Grandma loves us. And she likes us, too.

Her words of wisdom. What a gift.


He will destroy death forever. The Lord God will wipe away the tears from every face… Isaiah 25:8

Yep, I’d venture to say Grandma had her faith shaken a time or two in 91 years. But you know… the longevity of her days give testimony to an enduring faith. Moreover, the hard times taught her how to relish the good times. And to see them for what they really are.

Life’s rough patches are the sands of time that afforded Lola Pearl a beautiful strand of pearls. Of wisdom. This is our inheritance.  And so, if this turns out to be Grandma’s time, we need not sorrow. And I stress the word if here…

Because Grandma’s legacy is one of hope. She knows in the end, there will be no more sorrow. No more pain. And no more tears. And when that day comes, whenever that may be, there’ll be someone waiting for her on the other side.

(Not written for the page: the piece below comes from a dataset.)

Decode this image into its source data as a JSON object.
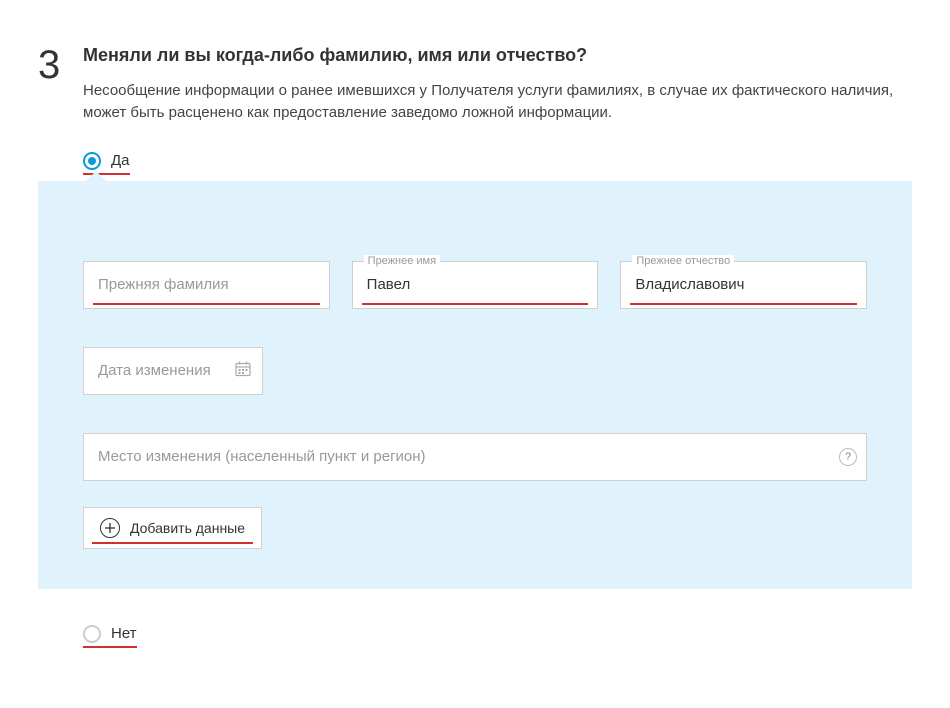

And our gift to her? To this woman who gave so much?

We just need to make sure we get there, too.

Farewell Kiss, by Lola Pearl

A good bye kiss is not forever, just a little while

Our golden years together swiftly passed us by

After storm clouds are over, there’s always sun to shine

After this life is over and golden stairs we climb

We will be together, with no more tears to blind

With thy loving savior and your hand in mine

We will be there waiting for our loved ones left behind.